When I got married, my husband had two labs, Trevor and Lady, and a Brittany called Jessie. Such undistinguished names! In 2011, after they died, I announced that I wanted to find a dog under the Christmas tree. This would be complicated as we were going to be in Ireland over Christmas, visiting my stepdaughter. Christmas came and went and no puppy.

On Boxing Day, we went with some friends to see the local fox hunt, where I saw a man with the cutest Jack Russell terrier sticking out of his coat pocket. It was time to take matters into my own hands. I asked my friend if she knew of anyone who had any cute puppies. Miraculously, she took me to a farmer with a barn full of them. I picked out what I thought was a Jack Russell since his mother was one. But later, when his ears stood up and his legs did not grow, it became obvious that his father must have been a corgi. What to name this new baby? On our way home, we saw a road sign for Cork and that was it. Then, my Irish friend, remarked, in a lilting voice, that this puppy had such an air of an aristocrat that he deserved to be called the Earl of Cork and so, of course, that became his name! And so the tradition of having an aristocrat in family has carried on.

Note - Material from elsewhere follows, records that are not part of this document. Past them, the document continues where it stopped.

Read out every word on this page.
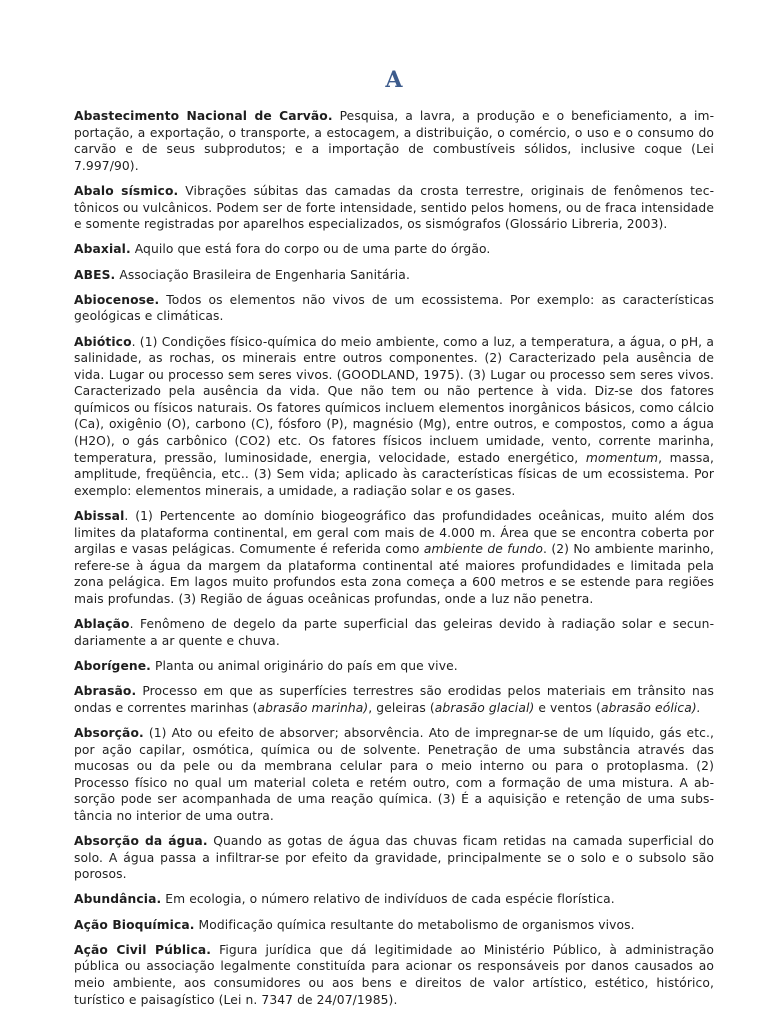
A

Abastecimento Nacional de Carvão. Pesquisa, a lavra, a produção e o beneficiamento, a importação, a exportação, o transporte, a estocagem, a distribuição, o comércio, o uso e o consumo do carvão e de seus subprodutos; e a importação de combustíveis sólidos, inclusive coque (Lei 7.997/90).

Abalo sísmico. Vibrações súbitas das camadas da crosta terrestre, originais de fenômenos tectônicos ou vulcânicos. Podem ser de forte intensidade, sentido pelos homens, ou de fraca intensidade e somente registradas por aparelhos especializados, os sismógrafos (Glossário Libreria, 2003).

Abaxial. Aquilo que está fora do corpo ou de uma parte do órgão.

ABES. Associação Brasileira de Engenharia Sanitária.

Abiocenose. Todos os elementos não vivos de um ecossistema. Por exemplo: as características geológicas e climáticas.

Abiótico. (1) Condições físico-química do meio ambiente, como a luz, a temperatura, a água, o pH, a salinidade, as rochas, os minerais entre outros componentes. (2) Caracterizado pela ausência de vida. Lugar ou processo sem seres vivos. (GOODLAND, 1975). (3) Lugar ou processo sem seres vivos. Caracterizado pela ausência da vida. Que não tem ou não pertence à vida. Diz-se dos fatores químicos ou físicos naturais. Os fatores químicos incluem elementos inorgânicos básicos, como cálcio (Ca), oxigênio (O), carbono (C), fósforo (P), magnésio (Mg), entre outros, e compostos, como a água (H2O), o gás carbônico (CO2) etc. Os fatores físicos incluem umidade, vento, corrente marinha, temperatura, pressão, luminosidade, energia, velocidade, estado energético, momentum, massa, amplitude, freqüência, etc.. (3) Sem vida; aplicado às características físicas de um ecossistema. Por exemplo: elementos minerais, a umidade, a radiação solar e os gases.

Abissal. (1) Pertencente ao domínio biogeográfico das profundidades oceânicas, muito além dos limites da plataforma continental, em geral com mais de 4.000 m. Área que se encontra coberta por argilas e vasas pelágicas. Comumente é referida como ambiente de fundo. (2) No ambiente marinho, refere-se à água da margem da plataforma continental até maiores profundidades e limitada pela zona pelágica. Em lagos muito profundos esta zona começa a 600 metros e se estende para regiões mais profundas. (3) Região de águas oceânicas profundas, onde a luz não penetra.

Ablação. Fenômeno de degelo da parte superficial das geleiras devido à radiação solar e secundariamente a ar quente e chuva.

Aborígene. Planta ou animal originário do país em que vive.

Abrasão. Processo em que as superfícies terrestres são erodidas pelos materiais em trânsito nas ondas e correntes marinhas (abrasão marinha), geleiras (abrasão glacial) e ventos (abrasão eólica).

Absorção. (1) Ato ou efeito de absorver; absorvência. Ato de impregnar-se de um líquido, gás etc., por ação capilar, osmótica, química ou de solvente. Penetração de uma substância através das mucosas ou da pele ou da membrana celular para o meio interno ou para o protoplasma. (2) Processo físico no qual um material coleta e retém outro, com a formação de uma mistura. A absorção pode ser acompanhada de uma reação química. (3) É a aquisição e retenção de uma substância no interior de uma outra.

Absorção da água. Quando as gotas de água das chuvas ficam retidas na camada superficial do solo. A água passa a infiltrar-se por efeito da gravidade, principalmente se o solo e o subsolo são porosos.

Abundância. Em ecologia, o número relativo de indivíduos de cada espécie florística.

Ação Bioquímica. Modificação química resultante do metabolismo de organismos vivos.

Ação Civil Pública. Figura jurídica que dá legitimidade ao Ministério Público, à administração pública ou associação legalmente constituída para acionar os responsáveis por danos causados ao meio ambiente, aos consumidores ou aos bens e direitos de valor artístico, estético, histórico, turístico e paisagístico (Lei n. 7347 de 24/07/1985).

Today, our black Lab is called the Duchess of Pottersville. (Many people, including my vet, seem to think the name has to do with Dutchess County in upstate New York, and I have to gently correct their spelling.) When Duchie had puppies, I asked the buyers to give the dogs names from ancient history. I was in my ancient Rome phase (reading everything I could and making frequent trips to Rome, Naples, and Pompei.) We ended up with a Jove, Julius, and even a Cleopatra; while the puppy that we kept from the litter, who turns out to be my husband’s best shooting dog, is called Plotina Octavia Augusta - Octavia or Via for short, especially in the field.

After Cork went to dog heaven, we wanted another small dog. It was Kitty who told me about petfinder.com, where we found a super cute mutt, with great liver marks and the funniest face. We were told he was a mix of Jack and lab. His name was already Jackson, so being in my French eighteenth century phase, I called him Count Axel Von Jackson after Count Axel Von Fersen, the Swedish diplomat with whom Marie Antoinette had an extensive correspondence.

Jackie grew much bigger than he was supposed to and clearly there was a lot of fox hound in him (52 pounds of sold muscle) so, still needing a small dog, we have just acquired the cutest Jack Russell from Spain. What to name her? I had recently been in Madrid looking at gardens. One of my favorite was El Capricho, created by the Duchess of Osuna in the late eighteenth century. I also loved the palace and gardens belonging to the Duchess of Alba. Since both Duchesses shared the names of Marie and Pimentale, I had no trouble deciding to call our new arrival, Infanta Marie Pimentale Alba. Alba for short. My niece thought the name was in honor of Jessica Alba, the American actress. Go figure!